No lo determina de forma absoluta, pero según los psicólogos influye en los papeles que asumimos dentro de la familia. La posición entre los hermanos moldea expectativas, cargas y hasta la cantidad de críticas que recibimos.
¿Por qué el hijo mayor carga con más responsabilidad?
Porque suele aprender pronto que debe dar ejemplo. Los padres, aun sin quererlo, le imponen un listón más alto, y esa carga invisible muchas veces lo acompaña también en la vida adulta.
¿Es cierto que el hijo del medio se convierte en el chivo expiatorio?
A menudo sí, porque es quien menos voz tiene en el relato familiar y a quien menos se le pregunta su versión.

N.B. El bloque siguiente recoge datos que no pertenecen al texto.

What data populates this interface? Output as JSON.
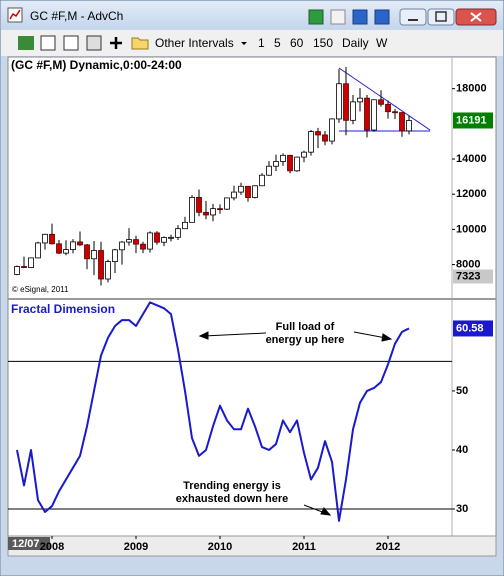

Esa sensación de invisibilidad puede hacer que la atención que recibe llegue en forma negativa.
¿Se puede cambiar el papel que nos tocó en la familia?
El primer paso es reconocer que ese papel no habla realmente de ti, sino de cómo la familia intentó gestionar sus propias tensiones. Entenderlo ayuda a no cargar con una etiqueta que nunca fue justa.